Picturesque in old days, Chelsea is a picturesque place still, and much beloved of painters, poets, and littérateurs;—the class of Bloomsbury, and yet with a vast difference. Here it is the "mode" to be select and exclusive. The artistic "cliques" of Tite Street and Cheyne Walk are nothing if not particular. To use the words of the modest prospectus issued by a recent magazine, they "will not tolerate mediocrity." But then no one in Chelsea ever is, or at least allows himself, to be "mediocre." Perhaps the fortunate inhabitants feel, as do the denizens of the academic towns of Oxford and Cambridge, the important weight of the traditions of their literary past. The spirit of Carlyle, Leigh Hunt, Rossetti, George Eliot, yet gives to Chelsea a literary atmosphere that it must at all hazards keep up. A dinner-party in its august cliques is not to be lightly undertaken; you feel, as you enter, that this is indeed a holy place.

Yet, already, the seclusion and selectness of Chelsea's sacred circles are being threatened with invasion by the Philistine. On "the other side of the water,"—where a picturesque suspension-bridge, the Albert Bridge, throws its graceful chain-curves across Chelsea Reach,—lies Battersea Park, surrounded on three sides by myriad red-brick flats of varying cheapness, grown like mushrooms, and still growing.
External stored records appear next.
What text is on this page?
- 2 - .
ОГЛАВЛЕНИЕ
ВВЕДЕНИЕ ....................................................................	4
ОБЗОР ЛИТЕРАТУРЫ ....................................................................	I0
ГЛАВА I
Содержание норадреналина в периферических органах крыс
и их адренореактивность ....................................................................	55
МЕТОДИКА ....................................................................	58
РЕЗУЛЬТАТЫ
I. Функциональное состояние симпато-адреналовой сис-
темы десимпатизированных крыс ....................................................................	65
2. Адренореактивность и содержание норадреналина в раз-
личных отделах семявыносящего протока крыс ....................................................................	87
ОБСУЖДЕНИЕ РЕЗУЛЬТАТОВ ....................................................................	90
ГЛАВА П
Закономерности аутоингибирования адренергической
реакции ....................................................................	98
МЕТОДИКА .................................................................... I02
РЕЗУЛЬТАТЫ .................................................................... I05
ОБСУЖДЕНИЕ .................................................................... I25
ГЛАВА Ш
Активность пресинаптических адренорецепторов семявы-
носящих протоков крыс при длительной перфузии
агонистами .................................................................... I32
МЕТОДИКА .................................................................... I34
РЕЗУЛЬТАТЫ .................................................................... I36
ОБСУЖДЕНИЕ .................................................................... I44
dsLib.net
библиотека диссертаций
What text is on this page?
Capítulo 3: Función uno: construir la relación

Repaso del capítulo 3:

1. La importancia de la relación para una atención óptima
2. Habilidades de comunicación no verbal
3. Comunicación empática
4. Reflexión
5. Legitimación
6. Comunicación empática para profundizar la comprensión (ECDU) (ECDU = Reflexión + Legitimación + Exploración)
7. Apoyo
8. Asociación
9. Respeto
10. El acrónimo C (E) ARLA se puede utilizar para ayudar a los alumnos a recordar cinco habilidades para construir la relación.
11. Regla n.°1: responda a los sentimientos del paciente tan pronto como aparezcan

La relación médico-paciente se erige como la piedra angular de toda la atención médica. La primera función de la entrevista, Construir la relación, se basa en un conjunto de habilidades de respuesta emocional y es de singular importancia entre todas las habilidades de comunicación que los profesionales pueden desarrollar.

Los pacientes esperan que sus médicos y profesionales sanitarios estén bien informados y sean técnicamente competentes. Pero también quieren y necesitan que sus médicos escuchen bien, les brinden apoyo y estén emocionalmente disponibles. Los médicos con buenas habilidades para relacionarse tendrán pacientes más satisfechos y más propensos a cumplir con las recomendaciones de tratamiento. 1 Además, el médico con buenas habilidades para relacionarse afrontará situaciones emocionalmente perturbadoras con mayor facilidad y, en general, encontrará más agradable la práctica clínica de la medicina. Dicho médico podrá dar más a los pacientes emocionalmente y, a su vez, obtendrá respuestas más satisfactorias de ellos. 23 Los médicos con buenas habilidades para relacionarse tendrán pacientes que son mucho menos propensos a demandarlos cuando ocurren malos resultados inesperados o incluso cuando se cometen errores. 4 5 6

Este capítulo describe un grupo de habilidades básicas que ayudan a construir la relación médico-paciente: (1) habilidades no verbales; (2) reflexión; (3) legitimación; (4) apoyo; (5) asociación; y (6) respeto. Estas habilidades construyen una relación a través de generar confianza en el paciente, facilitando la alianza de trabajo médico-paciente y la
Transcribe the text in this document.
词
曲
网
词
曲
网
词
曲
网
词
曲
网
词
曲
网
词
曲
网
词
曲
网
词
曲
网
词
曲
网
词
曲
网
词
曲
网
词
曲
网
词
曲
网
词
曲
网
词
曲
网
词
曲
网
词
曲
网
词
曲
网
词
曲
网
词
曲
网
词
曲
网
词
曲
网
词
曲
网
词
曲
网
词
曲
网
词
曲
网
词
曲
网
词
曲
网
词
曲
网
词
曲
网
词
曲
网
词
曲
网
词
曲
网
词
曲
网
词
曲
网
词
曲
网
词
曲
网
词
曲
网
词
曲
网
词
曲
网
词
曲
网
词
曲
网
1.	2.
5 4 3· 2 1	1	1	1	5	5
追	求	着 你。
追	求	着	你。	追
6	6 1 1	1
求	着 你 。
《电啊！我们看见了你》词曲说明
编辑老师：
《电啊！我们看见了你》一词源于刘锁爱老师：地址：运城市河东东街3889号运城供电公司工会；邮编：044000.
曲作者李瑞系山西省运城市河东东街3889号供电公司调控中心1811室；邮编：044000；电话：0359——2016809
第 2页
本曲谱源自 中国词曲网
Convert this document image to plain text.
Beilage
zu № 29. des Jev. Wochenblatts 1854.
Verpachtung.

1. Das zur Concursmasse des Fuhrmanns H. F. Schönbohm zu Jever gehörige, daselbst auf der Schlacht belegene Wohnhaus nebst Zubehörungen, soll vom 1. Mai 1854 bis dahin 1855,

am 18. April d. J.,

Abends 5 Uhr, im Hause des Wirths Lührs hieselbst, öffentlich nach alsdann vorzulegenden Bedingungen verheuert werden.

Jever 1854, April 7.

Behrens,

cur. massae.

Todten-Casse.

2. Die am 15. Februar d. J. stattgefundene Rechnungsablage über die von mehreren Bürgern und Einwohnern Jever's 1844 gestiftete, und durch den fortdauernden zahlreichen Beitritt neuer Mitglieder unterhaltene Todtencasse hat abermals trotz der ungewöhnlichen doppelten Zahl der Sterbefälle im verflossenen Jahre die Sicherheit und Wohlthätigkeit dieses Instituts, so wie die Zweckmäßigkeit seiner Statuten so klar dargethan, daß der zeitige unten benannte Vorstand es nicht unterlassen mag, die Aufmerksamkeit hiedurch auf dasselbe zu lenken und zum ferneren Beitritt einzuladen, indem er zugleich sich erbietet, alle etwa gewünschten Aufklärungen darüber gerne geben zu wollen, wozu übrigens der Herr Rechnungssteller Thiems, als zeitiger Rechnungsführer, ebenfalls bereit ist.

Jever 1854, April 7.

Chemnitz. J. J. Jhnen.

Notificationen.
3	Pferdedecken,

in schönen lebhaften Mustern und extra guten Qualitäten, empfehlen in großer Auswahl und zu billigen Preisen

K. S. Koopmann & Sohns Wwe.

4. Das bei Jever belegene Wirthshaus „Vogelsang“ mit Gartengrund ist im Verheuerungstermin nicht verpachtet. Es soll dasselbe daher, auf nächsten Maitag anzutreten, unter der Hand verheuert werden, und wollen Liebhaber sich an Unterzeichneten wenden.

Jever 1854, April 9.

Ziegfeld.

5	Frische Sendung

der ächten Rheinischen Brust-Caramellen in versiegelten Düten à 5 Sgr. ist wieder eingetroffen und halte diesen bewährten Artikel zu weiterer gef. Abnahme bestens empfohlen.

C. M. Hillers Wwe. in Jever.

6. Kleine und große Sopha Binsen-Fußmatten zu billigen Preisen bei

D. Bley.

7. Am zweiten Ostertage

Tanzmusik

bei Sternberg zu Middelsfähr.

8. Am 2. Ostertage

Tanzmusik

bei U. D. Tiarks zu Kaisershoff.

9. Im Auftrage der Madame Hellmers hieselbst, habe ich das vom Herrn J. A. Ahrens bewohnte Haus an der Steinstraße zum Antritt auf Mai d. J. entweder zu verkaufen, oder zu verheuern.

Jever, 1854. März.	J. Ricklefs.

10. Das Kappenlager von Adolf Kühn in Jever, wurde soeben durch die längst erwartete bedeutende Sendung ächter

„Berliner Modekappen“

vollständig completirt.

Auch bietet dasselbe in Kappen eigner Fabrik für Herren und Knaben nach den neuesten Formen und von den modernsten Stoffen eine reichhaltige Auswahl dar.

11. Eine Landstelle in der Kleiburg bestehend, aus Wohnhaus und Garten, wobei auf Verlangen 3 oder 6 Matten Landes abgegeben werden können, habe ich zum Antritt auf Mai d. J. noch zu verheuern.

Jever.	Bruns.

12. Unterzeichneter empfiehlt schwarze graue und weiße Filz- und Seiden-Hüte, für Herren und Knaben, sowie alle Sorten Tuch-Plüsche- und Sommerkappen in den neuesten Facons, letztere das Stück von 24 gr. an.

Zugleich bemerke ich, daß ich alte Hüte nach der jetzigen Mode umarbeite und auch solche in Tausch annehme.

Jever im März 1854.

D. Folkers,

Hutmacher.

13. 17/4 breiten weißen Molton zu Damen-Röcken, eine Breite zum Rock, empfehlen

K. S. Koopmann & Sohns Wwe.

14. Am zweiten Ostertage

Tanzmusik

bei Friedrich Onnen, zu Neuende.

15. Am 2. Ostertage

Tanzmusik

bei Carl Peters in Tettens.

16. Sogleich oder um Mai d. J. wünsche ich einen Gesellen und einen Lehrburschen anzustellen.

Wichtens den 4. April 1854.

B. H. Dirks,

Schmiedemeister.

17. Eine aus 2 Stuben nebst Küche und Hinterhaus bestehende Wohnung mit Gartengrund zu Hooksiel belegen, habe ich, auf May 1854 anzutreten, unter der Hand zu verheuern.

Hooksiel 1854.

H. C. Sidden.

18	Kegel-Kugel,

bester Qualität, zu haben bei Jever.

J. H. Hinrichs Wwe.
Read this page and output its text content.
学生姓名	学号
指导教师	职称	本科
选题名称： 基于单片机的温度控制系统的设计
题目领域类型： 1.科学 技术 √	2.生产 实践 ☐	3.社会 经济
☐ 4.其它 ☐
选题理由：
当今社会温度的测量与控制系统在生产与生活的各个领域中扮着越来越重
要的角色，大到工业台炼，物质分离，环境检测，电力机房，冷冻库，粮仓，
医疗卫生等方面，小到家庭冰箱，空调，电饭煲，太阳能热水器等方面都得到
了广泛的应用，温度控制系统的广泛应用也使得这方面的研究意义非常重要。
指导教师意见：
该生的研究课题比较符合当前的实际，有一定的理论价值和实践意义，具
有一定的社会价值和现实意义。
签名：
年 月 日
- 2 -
Here is an infant community, a sort of "townier" Bedford Park, whose inhabitants can boast, with some truth, that they are "near the hum of the great city, and yet not of it." Flats are increasing all over London and its immediate suburbs now to such an extent that they are, indeed, in some danger of being overdone. In Central London, the growth of flats is, perhaps, of little consequence; but in suburban or semi-suburban London, the ubiquitous builder is the great bloodsucker of our day; he wanders perpetually, seeking, like the devil, what he may devour; and, on his debatable "Tom Tiddler's Ground," everlastingly "picking up gold and silver." But the builder has done good work too in Chelsea; for does not Cheyne Walk, of picturesque and venerable aspect, with its well-restored, red-brick, white-casemented houses, and fine old ironwork, lend a dignity to the western end of the Chelsea Embankment, to which, lower down, the spacious new red mansions, of ornate yet good style, do no disgrace? And modest Cheyne Row, containing the most famous dwelling in all Chelsea, is built in quiet, unobjectionable style.

Carlyle's quiet-looking residence in Cheyne Row is, practically, a museum of the Soane kind, left exactly as when lived in; the only difference being that here the relics are purely personal. This, a real "house of pilgrimage" to the literary world, is, especially, the resort of cultured Americans, who have even, it is said, had to be mildly dissuaded from sitting on the Sage's chairs and trying on his head-gear.

The "Carlyle House,"—desecrated, indeed, to the scandal of the neighbours, for an interregnum of unholy years by a horde of lawless cats,—is now entirely restored to its pristine neatness and order. It is difficult to imagine any place less museum-like and more pleasantly homely than this silent, peaceful, darkly-panelled abode, which seems,—backed by its green garden-close,—to be indeed a survival of the past, breathing forth still the spirit of the departed seer.